そして、直ちに帝国へ騎士団を派遣する命を下そうとしたが、相手は長年、不可侵条約を結んでいる大国である。正式な手続きを踏まなければ、騎士団を送り込むことができない。どのような手段を講じるべきか、彼も悩んでしまった。


この件は、宰相と騎士団長、さらに外務大臣を含めて相談することになった。僕たちは辞去し、次の命が下るまで待機することになった。



いったん職場に戻り、仕事を片付けた後、王女の屋敷に戻って、今後の打ち合わせをした。僕の意見としては次のとおりだ。

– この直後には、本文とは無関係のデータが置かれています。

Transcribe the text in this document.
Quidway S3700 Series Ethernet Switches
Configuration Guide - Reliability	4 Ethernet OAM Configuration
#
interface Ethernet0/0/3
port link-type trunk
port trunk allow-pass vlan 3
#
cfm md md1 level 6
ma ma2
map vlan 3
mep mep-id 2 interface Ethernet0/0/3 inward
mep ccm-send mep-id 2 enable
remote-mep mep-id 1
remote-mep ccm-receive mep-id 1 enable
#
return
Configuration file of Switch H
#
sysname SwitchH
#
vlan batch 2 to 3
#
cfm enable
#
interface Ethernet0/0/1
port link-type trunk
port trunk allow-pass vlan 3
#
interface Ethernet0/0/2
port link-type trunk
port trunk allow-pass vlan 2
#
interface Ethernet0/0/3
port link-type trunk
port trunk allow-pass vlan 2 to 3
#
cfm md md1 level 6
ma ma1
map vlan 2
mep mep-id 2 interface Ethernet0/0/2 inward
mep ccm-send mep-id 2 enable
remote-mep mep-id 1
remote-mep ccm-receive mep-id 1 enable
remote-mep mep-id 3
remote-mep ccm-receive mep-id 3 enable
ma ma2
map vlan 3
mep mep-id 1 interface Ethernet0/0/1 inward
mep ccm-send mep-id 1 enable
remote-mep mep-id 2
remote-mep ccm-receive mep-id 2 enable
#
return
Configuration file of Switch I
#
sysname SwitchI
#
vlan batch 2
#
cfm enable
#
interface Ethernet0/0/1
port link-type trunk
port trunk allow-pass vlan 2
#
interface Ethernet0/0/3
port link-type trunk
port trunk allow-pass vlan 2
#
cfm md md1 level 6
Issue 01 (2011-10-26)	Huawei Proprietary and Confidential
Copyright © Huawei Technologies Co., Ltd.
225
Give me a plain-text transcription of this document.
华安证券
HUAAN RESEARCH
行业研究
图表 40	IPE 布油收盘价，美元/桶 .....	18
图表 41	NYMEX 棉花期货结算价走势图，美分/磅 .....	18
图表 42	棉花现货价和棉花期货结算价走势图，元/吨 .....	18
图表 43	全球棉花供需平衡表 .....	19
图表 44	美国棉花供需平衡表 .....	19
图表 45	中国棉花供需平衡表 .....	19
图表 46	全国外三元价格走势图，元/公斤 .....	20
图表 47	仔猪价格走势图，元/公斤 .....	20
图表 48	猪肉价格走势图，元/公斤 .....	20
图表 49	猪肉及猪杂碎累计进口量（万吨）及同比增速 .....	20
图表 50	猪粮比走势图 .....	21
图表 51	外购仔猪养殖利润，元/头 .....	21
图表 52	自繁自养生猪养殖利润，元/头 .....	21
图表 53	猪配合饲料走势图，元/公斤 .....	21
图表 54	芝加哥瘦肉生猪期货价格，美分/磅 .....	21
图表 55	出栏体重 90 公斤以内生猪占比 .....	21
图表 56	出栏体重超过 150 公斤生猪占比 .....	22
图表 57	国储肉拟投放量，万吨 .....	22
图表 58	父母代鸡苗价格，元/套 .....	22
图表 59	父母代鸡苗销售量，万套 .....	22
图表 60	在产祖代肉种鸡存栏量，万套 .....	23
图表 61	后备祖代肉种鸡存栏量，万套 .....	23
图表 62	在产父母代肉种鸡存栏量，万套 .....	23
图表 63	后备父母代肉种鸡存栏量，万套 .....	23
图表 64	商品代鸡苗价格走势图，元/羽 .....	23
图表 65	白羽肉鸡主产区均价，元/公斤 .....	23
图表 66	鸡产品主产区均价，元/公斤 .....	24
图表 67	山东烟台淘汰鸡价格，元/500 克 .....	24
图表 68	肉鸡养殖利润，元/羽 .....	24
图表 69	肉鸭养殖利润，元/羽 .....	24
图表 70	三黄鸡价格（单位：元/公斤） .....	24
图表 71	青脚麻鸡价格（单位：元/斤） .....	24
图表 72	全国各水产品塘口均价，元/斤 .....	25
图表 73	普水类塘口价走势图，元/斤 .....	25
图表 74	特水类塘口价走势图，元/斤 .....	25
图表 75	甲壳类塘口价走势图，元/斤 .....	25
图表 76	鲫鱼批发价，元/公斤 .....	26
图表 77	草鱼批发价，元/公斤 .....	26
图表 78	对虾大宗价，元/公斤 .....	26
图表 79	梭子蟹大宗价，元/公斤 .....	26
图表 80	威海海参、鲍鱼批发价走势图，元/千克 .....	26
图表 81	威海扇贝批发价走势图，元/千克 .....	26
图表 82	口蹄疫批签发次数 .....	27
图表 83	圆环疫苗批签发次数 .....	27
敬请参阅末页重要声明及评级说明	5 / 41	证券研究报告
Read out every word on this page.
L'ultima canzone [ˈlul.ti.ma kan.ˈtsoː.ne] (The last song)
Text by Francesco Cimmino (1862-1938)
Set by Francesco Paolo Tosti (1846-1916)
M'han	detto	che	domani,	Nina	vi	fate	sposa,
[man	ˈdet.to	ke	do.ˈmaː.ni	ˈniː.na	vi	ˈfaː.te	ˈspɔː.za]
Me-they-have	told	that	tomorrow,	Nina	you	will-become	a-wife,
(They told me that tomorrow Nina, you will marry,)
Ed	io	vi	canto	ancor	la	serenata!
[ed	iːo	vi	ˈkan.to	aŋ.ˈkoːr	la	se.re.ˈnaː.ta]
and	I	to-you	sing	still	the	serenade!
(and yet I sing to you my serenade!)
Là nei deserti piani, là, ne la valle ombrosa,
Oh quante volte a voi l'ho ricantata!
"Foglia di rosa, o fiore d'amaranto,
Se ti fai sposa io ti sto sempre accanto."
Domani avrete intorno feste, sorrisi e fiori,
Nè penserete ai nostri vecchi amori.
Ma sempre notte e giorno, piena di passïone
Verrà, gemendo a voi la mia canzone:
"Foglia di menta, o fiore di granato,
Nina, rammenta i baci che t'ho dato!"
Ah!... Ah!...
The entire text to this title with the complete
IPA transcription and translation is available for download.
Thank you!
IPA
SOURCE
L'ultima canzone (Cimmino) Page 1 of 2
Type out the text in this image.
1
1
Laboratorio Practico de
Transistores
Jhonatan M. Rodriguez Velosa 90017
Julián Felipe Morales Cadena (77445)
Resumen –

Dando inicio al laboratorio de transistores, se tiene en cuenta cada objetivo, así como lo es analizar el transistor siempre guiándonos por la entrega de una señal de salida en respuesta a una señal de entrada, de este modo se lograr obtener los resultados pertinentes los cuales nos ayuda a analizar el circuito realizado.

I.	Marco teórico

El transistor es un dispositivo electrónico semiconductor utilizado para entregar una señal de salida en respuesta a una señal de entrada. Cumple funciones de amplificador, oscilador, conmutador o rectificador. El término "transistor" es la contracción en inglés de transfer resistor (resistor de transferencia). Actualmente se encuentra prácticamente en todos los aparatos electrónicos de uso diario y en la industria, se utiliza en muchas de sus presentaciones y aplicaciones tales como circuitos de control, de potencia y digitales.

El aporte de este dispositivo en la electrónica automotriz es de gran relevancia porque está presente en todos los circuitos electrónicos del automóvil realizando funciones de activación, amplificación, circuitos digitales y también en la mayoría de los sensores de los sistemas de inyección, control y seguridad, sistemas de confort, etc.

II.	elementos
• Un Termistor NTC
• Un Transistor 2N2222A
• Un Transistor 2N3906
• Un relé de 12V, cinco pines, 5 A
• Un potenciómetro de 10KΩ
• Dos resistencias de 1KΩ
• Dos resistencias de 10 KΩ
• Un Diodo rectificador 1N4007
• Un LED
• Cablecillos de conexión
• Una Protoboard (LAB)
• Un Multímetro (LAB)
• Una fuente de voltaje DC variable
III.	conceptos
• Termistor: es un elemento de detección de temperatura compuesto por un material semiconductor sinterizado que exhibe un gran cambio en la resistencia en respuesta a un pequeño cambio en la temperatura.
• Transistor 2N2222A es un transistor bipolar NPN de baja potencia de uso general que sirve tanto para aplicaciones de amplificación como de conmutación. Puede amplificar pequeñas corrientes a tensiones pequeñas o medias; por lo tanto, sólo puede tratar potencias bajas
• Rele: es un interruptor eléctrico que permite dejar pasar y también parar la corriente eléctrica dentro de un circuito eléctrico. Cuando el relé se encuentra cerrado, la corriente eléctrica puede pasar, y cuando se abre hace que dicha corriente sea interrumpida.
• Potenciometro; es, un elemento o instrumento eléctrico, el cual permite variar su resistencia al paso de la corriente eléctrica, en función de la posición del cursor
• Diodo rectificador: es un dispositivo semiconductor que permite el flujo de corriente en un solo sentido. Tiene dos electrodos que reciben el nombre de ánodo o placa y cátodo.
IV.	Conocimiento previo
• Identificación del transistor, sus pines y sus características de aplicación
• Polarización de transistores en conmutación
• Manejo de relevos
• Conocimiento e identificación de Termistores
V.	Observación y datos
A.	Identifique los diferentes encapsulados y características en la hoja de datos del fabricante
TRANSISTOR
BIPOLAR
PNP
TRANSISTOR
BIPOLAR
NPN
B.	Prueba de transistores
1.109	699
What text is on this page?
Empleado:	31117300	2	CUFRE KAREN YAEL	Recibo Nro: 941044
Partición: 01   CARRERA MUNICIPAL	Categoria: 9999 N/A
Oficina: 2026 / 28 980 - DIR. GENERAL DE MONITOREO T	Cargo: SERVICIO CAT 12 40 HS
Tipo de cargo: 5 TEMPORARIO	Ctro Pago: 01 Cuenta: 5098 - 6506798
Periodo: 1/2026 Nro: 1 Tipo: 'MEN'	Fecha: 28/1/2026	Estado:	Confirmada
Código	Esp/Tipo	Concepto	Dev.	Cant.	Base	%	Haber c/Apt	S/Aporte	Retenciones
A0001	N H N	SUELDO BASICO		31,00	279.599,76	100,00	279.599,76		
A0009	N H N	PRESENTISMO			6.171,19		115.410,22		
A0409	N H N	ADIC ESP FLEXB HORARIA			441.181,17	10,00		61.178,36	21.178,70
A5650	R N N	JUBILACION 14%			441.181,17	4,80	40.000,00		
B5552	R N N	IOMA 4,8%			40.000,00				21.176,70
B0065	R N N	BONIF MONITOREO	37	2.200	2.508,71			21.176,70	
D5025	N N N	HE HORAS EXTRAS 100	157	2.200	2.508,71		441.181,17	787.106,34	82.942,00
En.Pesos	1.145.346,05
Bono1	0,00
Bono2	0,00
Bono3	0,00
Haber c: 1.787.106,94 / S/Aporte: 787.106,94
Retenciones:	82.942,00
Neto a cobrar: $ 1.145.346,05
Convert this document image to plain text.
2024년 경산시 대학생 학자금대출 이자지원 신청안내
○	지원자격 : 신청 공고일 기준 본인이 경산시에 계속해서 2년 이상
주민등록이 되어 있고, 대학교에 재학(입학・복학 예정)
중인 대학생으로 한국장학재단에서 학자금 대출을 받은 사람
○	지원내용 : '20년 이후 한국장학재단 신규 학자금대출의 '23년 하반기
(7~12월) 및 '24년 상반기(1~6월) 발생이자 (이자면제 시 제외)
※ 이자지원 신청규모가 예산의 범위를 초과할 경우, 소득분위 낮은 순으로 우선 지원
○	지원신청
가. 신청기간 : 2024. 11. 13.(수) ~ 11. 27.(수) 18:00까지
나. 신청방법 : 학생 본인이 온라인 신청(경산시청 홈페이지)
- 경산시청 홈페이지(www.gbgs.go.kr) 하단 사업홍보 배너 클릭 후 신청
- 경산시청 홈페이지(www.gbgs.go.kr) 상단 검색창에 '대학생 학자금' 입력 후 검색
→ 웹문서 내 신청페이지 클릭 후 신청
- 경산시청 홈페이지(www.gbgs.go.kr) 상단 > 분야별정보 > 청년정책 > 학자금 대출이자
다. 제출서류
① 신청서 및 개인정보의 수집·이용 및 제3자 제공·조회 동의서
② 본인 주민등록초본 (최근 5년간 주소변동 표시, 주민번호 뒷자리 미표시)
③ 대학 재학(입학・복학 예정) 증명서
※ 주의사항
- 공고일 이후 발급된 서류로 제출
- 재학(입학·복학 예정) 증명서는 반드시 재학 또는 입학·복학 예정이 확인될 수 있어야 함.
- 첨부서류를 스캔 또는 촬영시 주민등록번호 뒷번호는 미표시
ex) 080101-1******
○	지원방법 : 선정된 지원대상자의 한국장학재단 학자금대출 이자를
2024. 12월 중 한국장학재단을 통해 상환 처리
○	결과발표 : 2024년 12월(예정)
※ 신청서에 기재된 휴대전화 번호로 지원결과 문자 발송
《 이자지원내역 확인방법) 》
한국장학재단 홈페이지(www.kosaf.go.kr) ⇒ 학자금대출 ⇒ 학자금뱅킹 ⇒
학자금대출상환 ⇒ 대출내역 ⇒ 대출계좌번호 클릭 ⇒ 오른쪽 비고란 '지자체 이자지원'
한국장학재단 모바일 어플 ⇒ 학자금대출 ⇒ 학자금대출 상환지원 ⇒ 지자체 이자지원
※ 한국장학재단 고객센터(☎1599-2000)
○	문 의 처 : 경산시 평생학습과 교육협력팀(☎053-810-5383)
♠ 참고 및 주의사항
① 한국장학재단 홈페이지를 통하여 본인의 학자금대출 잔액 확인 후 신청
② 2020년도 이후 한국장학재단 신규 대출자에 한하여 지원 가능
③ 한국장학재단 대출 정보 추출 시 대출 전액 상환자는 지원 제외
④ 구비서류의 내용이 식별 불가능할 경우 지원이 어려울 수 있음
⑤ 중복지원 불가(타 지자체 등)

「王国として動くのが難しいなら、僕たちが独自に向かう方がいいだろうな。シャクヤのこともある。すぐに帝国に行こう」


しかし、それを王女が止めた。


「お待ちくださいませ。お兄様は既に『エンブレム』を有するご高名な商人となられました。帝国にまでその名が知れ渡るのは時間が掛かるでしょうが、何かあった時、国際問題になりかねません」


「あ、そうか……厄介な身分になってしまったな」


「わたくしに考えがございます。お父様とも相談してみますので、少々お時間をいただけますか」


彼女の言葉はもっともなので、この件は任せることにし、僕はもう一つの課題を済ませることにした。